25.09
Imprensa
Recuperação de Empresas e Falências
STJ suspende proibição de viagens imposta a casal que responde a ação de insolvência
A Quarta Turma do Superior Tribunal de Justiça (STJ), em decisão liminar, suspendeu a proibição de viajar imposta por ordem judicial a um casal do Rio de Janeiro que responde a ação de insolvência civil em razão de dívida superior a R$ 3 milhões. De forma unânime, o colegiado considerou que a medida coercitiva restringiu de forma desproporcional o direito fundamental de ir e vir.
O magistrado de primeiro grau havia atendido pedido da administradora judicial e do Ministério Público, e adotou como fundamento a ausência de depósito nos autos e de demonstração de interesse, por parte dos devedores, em minimizar os prejuízos aos credores. De acordo com o juiz, o casal não poderia se ausentar do município do Rio de Janeiro, ainda que por motivos profissionais.
"É profundamente lamentável a conduta do devedor, há mais de 13 anos protelando o andamento da insolvência. No entanto, penso que tal medida coercitiva é ilegal, uma vez que restringe o direito fundamental de ir e vir de forma desproporcional e não razoável", afirmou o relator do habeas corpus no STJ, ministro Luis Felipe Salomão.

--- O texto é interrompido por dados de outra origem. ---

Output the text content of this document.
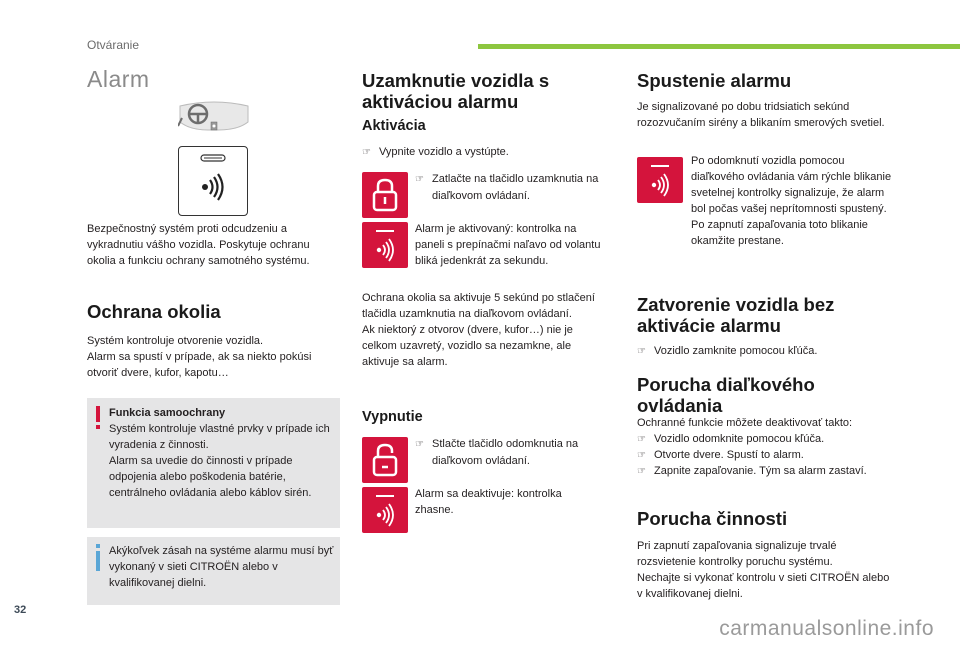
Otváranie
Alarm
Bezpečnostný systém proti odcudzeniu a vykradnutiu vášho vozidla. Poskytuje ochranu okolia a funkciu ochrany samotného systému.
Ochrana okolia
Systém kontroluje otvorenie vozidla.
Alarm sa spustí v prípade, ak sa niekto pokúsi otvoriť dvere, kufor, kapotu…
Funkcia samoochrany
Systém kontroluje vlastné prvky v prípade ich vyradenia z činnosti.
Alarm sa uvedie do činnosti v prípade odpojenia alebo poškodenia batérie, centrálneho ovládania alebo káblov sirén.
Akýkoľvek zásah na systéme alarmu musí byť vykonaný v sieti CITROËN alebo v kvalifikovanej dielni.
Uzamknutie vozidla s aktiváciou alarmu
Aktivácia
☞ Vypnite vozidlo a vystúpte.
☞ Zatlačte na tlačidlo uzamknutia na diaľkovom ovládaní.
Alarm je aktivovaný: kontrolka na paneli s prepínačmi naľavo od volantu bliká jedenkrát za sekundu.
Ochrana okolia sa aktivuje 5 sekúnd po stlačení tlačidla uzamknutia na diaľkovom ovládaní.
Ak niektorý z otvorov (dvere, kufor…) nie je celkom uzavretý, vozidlo sa nezamkne, ale aktivuje sa alarm.
Vypnutie
☞ Stlačte tlačidlo odomknutia na diaľkovom ovládaní.
Alarm sa deaktivuje: kontrolka zhasne.
Spustenie alarmu
Je signalizované po dobu tridsiatich sekúnd rozozvučaním sirény a blikaním smerových svetiel.
Po odomknutí vozidla pomocou diaľkového ovládania vám rýchle blikanie svetelnej kontrolky signalizuje, že alarm bol počas vašej neprítomnosti spustený. Po zapnutí zapaľovania toto blikanie okamžite prestane.
Zatvorenie vozidla bez aktivácie alarmu
☞ Vozidlo zamknite pomocou kľúča.
Porucha diaľkového ovládania
Ochranné funkcie môžete deaktivovať takto:
☞ Vozidlo odomknite pomocou kľúča.
☞ Otvorte dvere. Spustí to alarm.
☞ Zapnite zapaľovanie. Tým sa alarm zastaví.
Porucha činnosti
Pri zapnutí zapaľovania signalizuje trvalé rozsvietenie kontrolky poruchu systému.
Nechajte si vykonať kontrolu v sieti CITROËN alebo v kvalifikovanej dielni.
32
carmanualsonline.info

Na primeira decisão em habeas corpus, o Tribunal de Justiça do Rio de Janeiro (TJRJ) negou o pedido para liberar as viagens sob o argumento de que o artigo 139, inciso IV, do Código de Processo Civil de 2015 autoriza ao magistrado adotar as medidas necessárias para dar efetividade às ordens judiciais.
O tribunal também considerou aplicável ao caso o artigo 104, inciso III, da Lei de Recuperação e Falência, que impõe ao falido o dever de não se ausentar do lugar onde se processa a falência sem motivo justo e comunicação expressa ao juiz. Ao negar o habeas corpus, o TJRJ considerou a prática de atos que dificultam a localização e a arrecadação de bens dos devedores, em processo que se estende por mais de dez anos.
Coação reprovável
Em análise do novo pedido de habeas corpus, o ministro Luis Felipe Salomão destacou que, de acordo com o artigo 139, inciso IV, do CPC/2015, o juiz poderá determinar todas as medidas indutivas, coercitivas, mandamentais ou sub-rogatórias necessárias para assegurar o cumprimento da ordem judicial, inclusive nas ações que tenham por objeto prestação pecuniária.

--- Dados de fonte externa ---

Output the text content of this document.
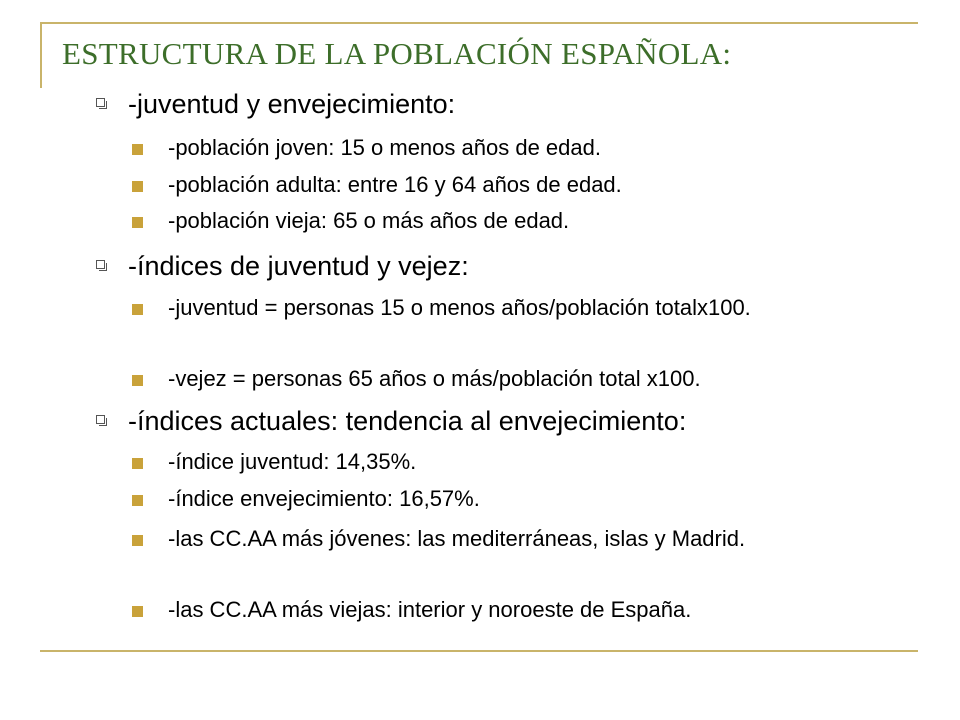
ESTRUCTURA DE LA POBLACIÓN ESPAÑOLA:
-juventud y envejecimiento:
-población joven: 15 o menos años de edad.
-población adulta: entre 16 y 64 años de edad.
-población vieja: 65 o más años de edad.
-índices de juventud y vejez:
-juventud = personas 15 o menos años/población totalx100.
-vejez = personas 65 años o más/población total x100.
-índices actuales: tendencia al envejecimiento:
-índice juventud: 14,35%.
-índice envejecimiento: 16,57%.
-las CC.AA más jóvenes: las mediterráneas, islas y Madrid.
-las CC.AA más viejas: interior y noroeste de España.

Apesar de constituir instrumento genuíno para assegurar o cumprimento do comando judicial, o relator ponderou que a medida de incursão na esfera de direitos do executado, especialmente direitos fundamentais, não terá legitimidade e configurará coação reprovável quando estiver vazia de respaldo constitucional ou previsão legal, e se não for justificável como defesa de outro direito fundamental.
Segundo ele, os doutrinadores reconhecem que, diante das inúmeras possibilidades de aplicação do artigo 139, IV, é sempre imprescindível avaliar a proporcionalidade da medida, considerando sua adequação e necessidade.
Embaraço à liberdade
No caso dos autos, Salomão entendeu que a proibição de viagens gera embaraço à liberdade de locomoção, a qual deve ser plena, tendo em vista que a medida de coerção atípica exige demonstração de sua absoluta necessidade e utilidade, sob pena de atingir o direito fundamental constitucional.

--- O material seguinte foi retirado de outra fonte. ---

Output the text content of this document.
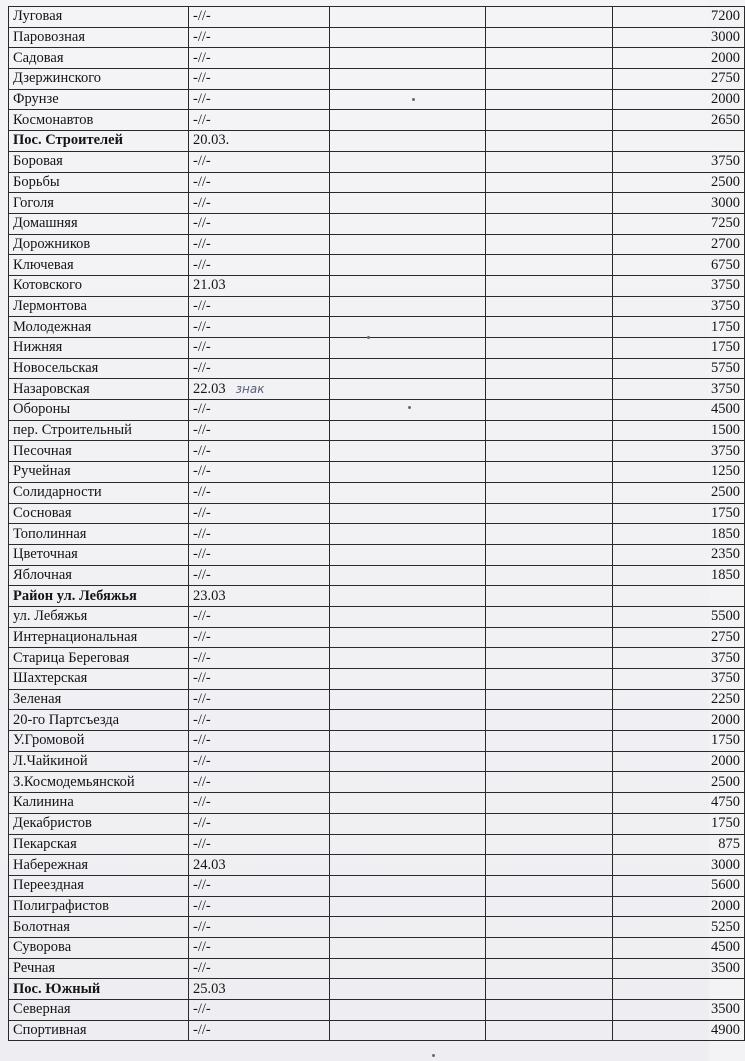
Луговая	-//-			7200
Паровозная	-//-			3000
Садовая	-//-			2000
Дзержинского	-//-			2750
Фрунзе	-//-			2000
Космонавтов	-//-			2650
Пос. Строителей	20.03.			
Боровая	-//-			3750
Борьбы	-//-			2500
Гоголя	-//-			3000
Домашняя	-//-			7250
Дорожников	-//-			2700
Ключевая	-//-			6750
Котовского	21.03			3750
Лермонтова	-//-			3750
Молодежная	-//-			1750
Нижняя	-//-			1750
Новосельская	-//-			5750
Назаровская	22.03 знак			3750
Обороны	-//-			4500
пер. Строительный	-//-			1500
Песочная	-//-			3750
Ручейная	-//-			1250
Солидарности	-//-			2500
Сосновая	-//-			1750
Тополинная	-//-			1850
Цветочная	-//-			2350
Яблочная	-//-			1850
Район ул. Лебяжья	23.03			
ул. Лебяжья	-//-			5500
Интернациональная	-//-			2750
Старица Береговая	-//-			3750
Шахтерская	-//-			3750
Зеленая	-//-			2250
20-го Партсъезда	-//-			2000
У.Громовой	-//-			1750
Л.Чайкиной	-//-			2000
З.Космодемьянской	-//-			2500
Калинина	-//-			4750
Декабристов	-//-			1750
Пекарская	-//-			875
Набережная	24.03			3000
Переездная	-//-			5600
Полиграфистов	-//-			2000
Болотная	-//-			5250
Суворова	-//-			4500
Речная	-//-			3500
Пос. Южный	25.03			
Северная	-//-			3500
Спортивная	-//-			4900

Além disso, lembrou que o STJ tem precedentes no sentido de que a obrigação prevista pelo artigo 104 da Lei de Recuperação e Falência – ainda que essa lei pudesse ser aplicada ao caso de insolvência civil – não possui caráter de pena, visando, ao contrário, simplesmente facilitar o curso da ação falimentar, tendo como objetivo a presença do falido para prestar esclarecimentos e participar dos atos processuais.
O dispositivo legal, ressaltou o ministro, não veda a possibilidade de viajar para fora da comarca; apenas a condiciona ao preenchimento de alguns requisitos, como a existência de justo motivo, a comunicação expressa ao juiz e a constituição de procurador.
"Dessa forma, consubstancia coação ilegal à liberdade de locomoção a decisão judicial que estabeleceu a proibição de viajar para fora da comarca em que tramita o processo de insolvência civil, tendo em vista a evidente falta de proporcionalidade e razoabilidade entre o direito submetido (liberdade de locomoção) e aquele que se pretende favorecer (adimplemento de dívida civil), diante das circunstâncias fáticas do caso em julgamento" – concluiu o ministro Salomão ao conceder a liminar.
O mérito do habeas corpus ainda será julgado pela Quarta Turma.
HC 525378
Fonte: STJ, 25/09/2019.
O magistrado de primeiro grau havia atendido pedido da administradora judicial e do Ministério Público, e adotou como fundamento a ausência de depósito nos autos e de demonstração de interesse, por parte dos devedores, em minimizar os prejuízos aos credores. De acordo com o juiz, o casal não poderia se ausentar do município do Rio de Janeiro, ainda que por motivos profissionais.
"É profundamente lamentável a conduta do devedor, há mais de 13 anos protelando o andamento da insolvência. No entanto, penso que tal medida coercitiva é ilegal, uma vez que restringe o direito fundamental de ir e vir de forma desproporcional e não razoável", afirmou o relator do habeas corpus no STJ, ministro Luis Felipe Salomão.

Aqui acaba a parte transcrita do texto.